School chiefs say funding system is too precarious

  • Article by: NORMAN DRAPER , Star Tribune
  • Updated: March 5, 2008 - 9:19 PM

A survey of superintendents shows support for more state money, fewer referendums.

A majority of Minnesota school superintendents feel funding for schools is getting more precarious, a survey by the Minnesota 2020 think tank shows.

The survey of 177 superintendents -- more than half of the state total -- revealed a consensus that school funding must change: It's too dependent now on voter-approved referendums, with too little money coming directly from the state. As a result, they said, many districts are facing more budget cuts.

Results of the survey, which come as legislative committees discuss school funding methods that would rely more on state financing and less on voter-approved referendums, were released at a Wednesday press conference.

"This is a chilling wakeup call," said Matt Entenza, Minnesota 2020 founder and board chair and a former DFL state representative. "We could be laying off close to 1,000 teachers next year."

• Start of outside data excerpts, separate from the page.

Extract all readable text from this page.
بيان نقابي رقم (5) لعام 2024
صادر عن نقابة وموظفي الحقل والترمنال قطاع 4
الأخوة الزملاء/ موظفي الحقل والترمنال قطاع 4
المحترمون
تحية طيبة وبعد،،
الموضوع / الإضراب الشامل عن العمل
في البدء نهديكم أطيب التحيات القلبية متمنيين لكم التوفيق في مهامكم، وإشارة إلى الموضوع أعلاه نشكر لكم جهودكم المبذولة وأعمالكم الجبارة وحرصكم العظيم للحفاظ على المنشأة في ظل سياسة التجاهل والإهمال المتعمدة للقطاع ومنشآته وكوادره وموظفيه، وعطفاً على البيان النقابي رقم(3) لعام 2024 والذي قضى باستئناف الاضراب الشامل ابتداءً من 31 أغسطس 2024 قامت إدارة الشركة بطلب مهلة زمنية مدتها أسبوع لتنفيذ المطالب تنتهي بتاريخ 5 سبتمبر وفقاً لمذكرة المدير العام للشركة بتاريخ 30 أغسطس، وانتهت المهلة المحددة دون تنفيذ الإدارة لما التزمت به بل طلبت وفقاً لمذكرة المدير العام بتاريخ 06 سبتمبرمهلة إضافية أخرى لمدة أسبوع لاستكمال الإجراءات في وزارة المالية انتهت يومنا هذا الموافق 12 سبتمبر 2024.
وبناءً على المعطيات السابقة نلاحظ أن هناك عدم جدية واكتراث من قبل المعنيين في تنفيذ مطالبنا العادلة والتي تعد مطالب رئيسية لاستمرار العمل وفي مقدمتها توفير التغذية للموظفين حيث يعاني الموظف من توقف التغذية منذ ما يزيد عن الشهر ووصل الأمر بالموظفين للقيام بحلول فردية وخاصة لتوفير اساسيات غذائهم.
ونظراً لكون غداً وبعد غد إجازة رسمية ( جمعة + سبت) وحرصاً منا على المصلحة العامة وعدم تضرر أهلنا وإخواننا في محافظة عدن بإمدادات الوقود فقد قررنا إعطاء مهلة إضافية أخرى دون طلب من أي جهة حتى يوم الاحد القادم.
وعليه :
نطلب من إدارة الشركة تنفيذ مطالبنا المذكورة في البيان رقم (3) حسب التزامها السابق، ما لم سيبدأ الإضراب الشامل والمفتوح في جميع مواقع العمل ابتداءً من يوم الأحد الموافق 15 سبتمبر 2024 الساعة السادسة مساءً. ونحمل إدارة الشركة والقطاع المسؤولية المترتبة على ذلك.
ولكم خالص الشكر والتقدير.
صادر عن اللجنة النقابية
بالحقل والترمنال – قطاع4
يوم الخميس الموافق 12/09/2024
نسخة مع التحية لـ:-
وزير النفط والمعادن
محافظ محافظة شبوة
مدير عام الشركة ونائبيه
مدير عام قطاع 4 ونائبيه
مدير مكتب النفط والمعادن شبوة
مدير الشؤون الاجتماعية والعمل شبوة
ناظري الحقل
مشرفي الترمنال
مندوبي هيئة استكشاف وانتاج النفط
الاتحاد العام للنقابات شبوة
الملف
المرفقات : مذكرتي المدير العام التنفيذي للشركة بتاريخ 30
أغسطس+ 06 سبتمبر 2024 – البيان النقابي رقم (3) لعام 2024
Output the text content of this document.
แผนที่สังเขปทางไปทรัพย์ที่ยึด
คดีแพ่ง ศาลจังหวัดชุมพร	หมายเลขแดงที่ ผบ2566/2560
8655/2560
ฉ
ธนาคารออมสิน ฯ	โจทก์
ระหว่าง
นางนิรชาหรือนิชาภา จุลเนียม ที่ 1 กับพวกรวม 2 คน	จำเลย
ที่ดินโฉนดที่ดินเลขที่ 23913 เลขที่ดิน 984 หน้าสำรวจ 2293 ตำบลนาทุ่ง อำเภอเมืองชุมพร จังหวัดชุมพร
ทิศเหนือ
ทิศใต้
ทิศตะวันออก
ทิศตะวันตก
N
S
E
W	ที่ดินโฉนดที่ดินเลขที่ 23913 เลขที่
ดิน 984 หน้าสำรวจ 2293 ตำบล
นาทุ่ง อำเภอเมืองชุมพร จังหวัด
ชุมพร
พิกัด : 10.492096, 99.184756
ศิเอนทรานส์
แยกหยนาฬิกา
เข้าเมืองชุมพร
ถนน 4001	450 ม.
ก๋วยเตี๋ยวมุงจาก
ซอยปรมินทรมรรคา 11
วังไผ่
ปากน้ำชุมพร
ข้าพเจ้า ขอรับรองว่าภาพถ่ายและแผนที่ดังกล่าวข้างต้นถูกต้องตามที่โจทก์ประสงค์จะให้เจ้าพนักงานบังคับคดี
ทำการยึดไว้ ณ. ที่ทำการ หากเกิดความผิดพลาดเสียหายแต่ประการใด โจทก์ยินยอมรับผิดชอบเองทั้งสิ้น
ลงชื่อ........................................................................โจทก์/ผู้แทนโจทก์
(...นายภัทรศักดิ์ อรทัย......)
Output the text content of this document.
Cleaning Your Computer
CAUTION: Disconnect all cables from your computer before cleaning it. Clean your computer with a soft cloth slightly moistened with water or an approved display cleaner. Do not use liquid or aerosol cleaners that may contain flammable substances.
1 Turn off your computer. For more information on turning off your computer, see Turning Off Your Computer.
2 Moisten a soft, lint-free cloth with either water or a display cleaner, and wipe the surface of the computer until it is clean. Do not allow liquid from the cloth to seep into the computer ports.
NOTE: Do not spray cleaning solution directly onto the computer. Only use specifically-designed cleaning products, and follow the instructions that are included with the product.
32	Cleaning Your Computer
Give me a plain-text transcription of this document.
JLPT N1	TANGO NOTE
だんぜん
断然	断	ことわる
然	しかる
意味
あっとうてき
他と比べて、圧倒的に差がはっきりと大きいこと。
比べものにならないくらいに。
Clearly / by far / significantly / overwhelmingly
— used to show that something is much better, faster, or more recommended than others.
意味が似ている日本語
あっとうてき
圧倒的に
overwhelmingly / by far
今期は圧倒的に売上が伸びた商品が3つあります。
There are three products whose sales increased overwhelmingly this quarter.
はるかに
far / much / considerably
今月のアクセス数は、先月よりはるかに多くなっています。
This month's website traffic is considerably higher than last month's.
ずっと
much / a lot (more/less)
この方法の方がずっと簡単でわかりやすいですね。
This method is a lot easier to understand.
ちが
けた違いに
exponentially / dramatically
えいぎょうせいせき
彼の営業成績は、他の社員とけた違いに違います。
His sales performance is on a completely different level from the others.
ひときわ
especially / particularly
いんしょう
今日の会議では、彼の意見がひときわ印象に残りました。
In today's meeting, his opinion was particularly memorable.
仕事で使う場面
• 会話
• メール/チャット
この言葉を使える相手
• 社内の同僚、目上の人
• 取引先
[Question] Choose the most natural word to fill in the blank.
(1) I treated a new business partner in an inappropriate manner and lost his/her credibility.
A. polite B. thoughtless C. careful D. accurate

Superintendents whose districts lost levy requests in the fall said they would have to lay off an average of seven teachers each because of the funding shortfalls. Most said they would go right back to voters this year to try again for more property tax funding.

Prior Lake schools superintendent Tom Westerhaus, who is also president of the Minnesota Association of School Administrators, said the need for superintendents to spend so much time working on referendums to drum up money for schools means less time gets spent on education.

"We've become the local taxmen," said Westerhaus, whose district lost a referendum request last November, and plans on trying again this fall. "Some of my colleagues feel they are public enemy number one."

Although the state of Minnesota took over the lion's share of school funding in 2001 to reduce the property tax burden on homeowners, educators have complained that the funding isn't enough to cover annual inflationary increases. That, they say, means they continually have to go to their voters for levy increases.